We've been on septic systems for more than 31 years. The only maintenance that I do is to have the tank pumped out in every year that ends in 0 or 5 (about $250), and I flush a cup or two of copper sulphate crystals down a toilet about 3 times a years to keep roots out of the drain field. (We have a heavily landscaped yard.)
If your system backs up, then that's usually a problem with the drainfield. The only time that a system should get sluggish is during periods of extremely heavy rains and full ground saturation (here that means hurricanes), and that problem should go away very quickly, if you have it at all. If not, you may need to have the Health Department inspect your system and give you a permit for an additional drainfield line to help solve it. Hopefully, you won't have to replace the entire field.
Good Luck!
Mike
Edit P.S. It is best not to add anything into a septic system that isn't easily biodegradeable so it won't clog the system. That means anything from cigarette filters to feminine products to excess grease, bleach, paint, etc. We routinely pour used grease and cooking oils into the trash, for instance.


----------



## vapros (Sep 30, 2006)

I'm glad this came up. I live in the woods and my system has a PVC pipe, @ 3 to 4" inside diameter, sticking up diagonally about 16". It has a screw-on cap that you would remove with a big wrench. Also, I don't think you could get closer than about sixty feet with a truck.

How often should it be pumped? How do you tell when it's time?


----------



## NateHanson (Apr 15, 2007)

Vapros, if your system is anything like the ones around here, that's probably not a pump-out. But maybe things are different in your neck of the woods.

I've been advised exactly as Mike described - pump out and inspect the tank about every 5 years. (You can't tell how the tank is operating if you don't excavate the tank to pump it, so even if that pipe you've described IS for pumping out, I'd consider having the guys open things up to take a look and see how the water level is, how much grease/fat is on top of the tank, and generally give the system a check-up.
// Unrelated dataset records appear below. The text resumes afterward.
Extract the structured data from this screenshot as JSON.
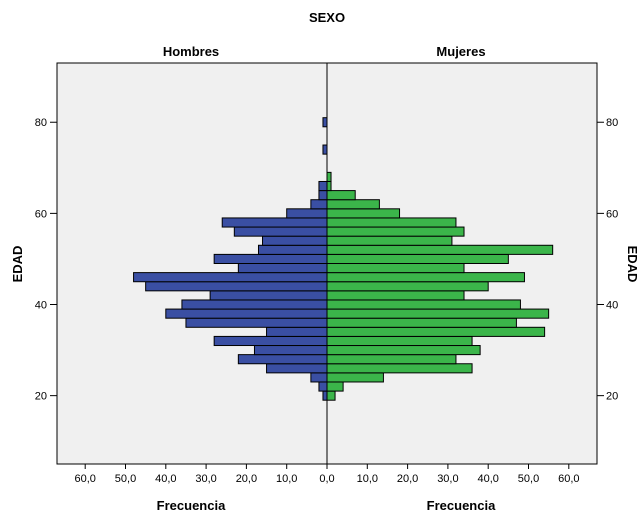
{
  "chart_data": {
    "type": "bar",
    "subtype": "population-pyramid",
    "title": "SEXO",
    "panels": [
      {
        "name": "Hombres",
        "xlabel": "Frecuencia",
        "color": "#3a4fa3",
        "direction": "left"
      },
      {
        "name": "Mujeres",
        "xlabel": "Frecuencia",
        "color": "#3bb54a",
        "direction": "right"
      }
    ],
    "ylabel": "EDAD",
    "ylim": [
      5,
      93
    ],
    "xlim": [
      0,
      60
    ],
    "x_tick_labels": [
      "60,0",
      "50,0",
      "40,0",
      "30,0",
      "20,0",
      "10,0",
      "0,0"
    ],
    "y_ticks": [
      20,
      40,
      60,
      80
    ],
    "y_tick_labels": [
      "20",
      "40",
      "60",
      "80"
    ],
    "bin_width": 2,
    "bins": [
      {
        "age": 20,
        "hombres": 1,
        "mujeres": 2
      },
      {
        "age": 22,
        "hombres": 2,
        "mujeres": 4
      },
      {
        "age": 24,
        "hombres": 4,
        "mujeres": 14
      },
      {
        "age": 26,
        "hombres": 15,
        "mujeres": 36
      },
      {
        "age": 28,
        "hombres": 22,
        "mujeres": 32
      },
      {
        "age": 30,
        "hombres": 18,
        "mujeres": 38
      },
      {
        "age": 32,
        "hombres": 28,
        "mujeres": 36
      },
      {
        "age": 34,
        "hombres": 15,
        "mujeres": 54
      },
      {
        "age": 36,
        "hombres": 35,
        "mujeres": 47
      },
      {
        "age": 38,
        "hombres": 40,
        "mujeres": 55
      },
      {
        "age": 40,
        "hombres": 36,
        "mujeres": 48
      },
      {
        "age": 42,
        "hombres": 29,
        "mujeres": 34
      },
      {
        "age": 44,
        "hombres": 45,
        "mujeres": 40
      },
      {
        "age": 46,
        "hombres": 48,
        "mujeres": 49
      },
      {
        "age": 48,
        "hombres": 22,
        "mujeres": 34
      },
      {
        "age": 50,
        "hombres": 28,
        "mujeres": 45
      },
      {
        "age": 52,
        "hombres": 17,
        "mujeres": 56
      },
      {
        "age": 54,
        "hombres": 16,
        "mujeres": 31
      },
      {
        "age": 56,
        "hombres": 23,
        "mujeres": 34
      },
      {
        "age": 58,
        "hombres": 26,
        "mujeres": 32
      },
      {
        "age": 60,
        "hombres": 10,
        "mujeres": 18
      },
      {
        "age": 62,
        "hombres": 4,
        "mujeres": 13
      },
      {
        "age": 64,
        "hombres": 2,
        "mujeres": 7
      },
      {
        "age": 66,
        "hombres": 2,
        "mujeres": 1
      },
      {
        "age": 68,
        "hombres": 0,
        "mujeres": 1
      },
      {
        "age": 74,
        "hombres": 1,
        "mujeres": 0
      },
      {
        "age": 80,
        "hombres": 1,
        "mujeres": 0
      }
    ]
  }
}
Time and money well spent twice a decade, for a system that can cost thousands to repair, and tens of thousands to replace if a problem goes undetected and gets out of control.


----------



## Mike Swearingen (Mar 15, 2005)

Everything going into a septic system, besides the waste water, should be trapped inside the tank. That's what the tank is for. Sand and other heavier particles will settle to the bottom, and sludge, grease, etc. will float on top. All of these "solids" are what should be removed at least every five years.
The waste water (only) should discharge from the tank into a small distribution box and then to all of the perforated drainfield lines. Waste water is absorbed and filtered into the ground, and methane sewer gas exits through the surface (makes grass greener). A basic system here is a 1,000-gallon tank, a d-box and 210' of drainfield line for up to 3-4 bedrooms.
Each system is specifically designed for the soil type and number of bedrooms of the home attached to it. Additions to the total drainfield length are determined by the soil type and usage.
Those stand pipes that you're describing are not required here, but I think that they're for visual inspection of the drainfield water, and not for pump out of a tank. If they were from a tank, the odor from a tank would be significantly stronger than from the far end of a drainfield line. The tank should be close to the house.
Mike


----------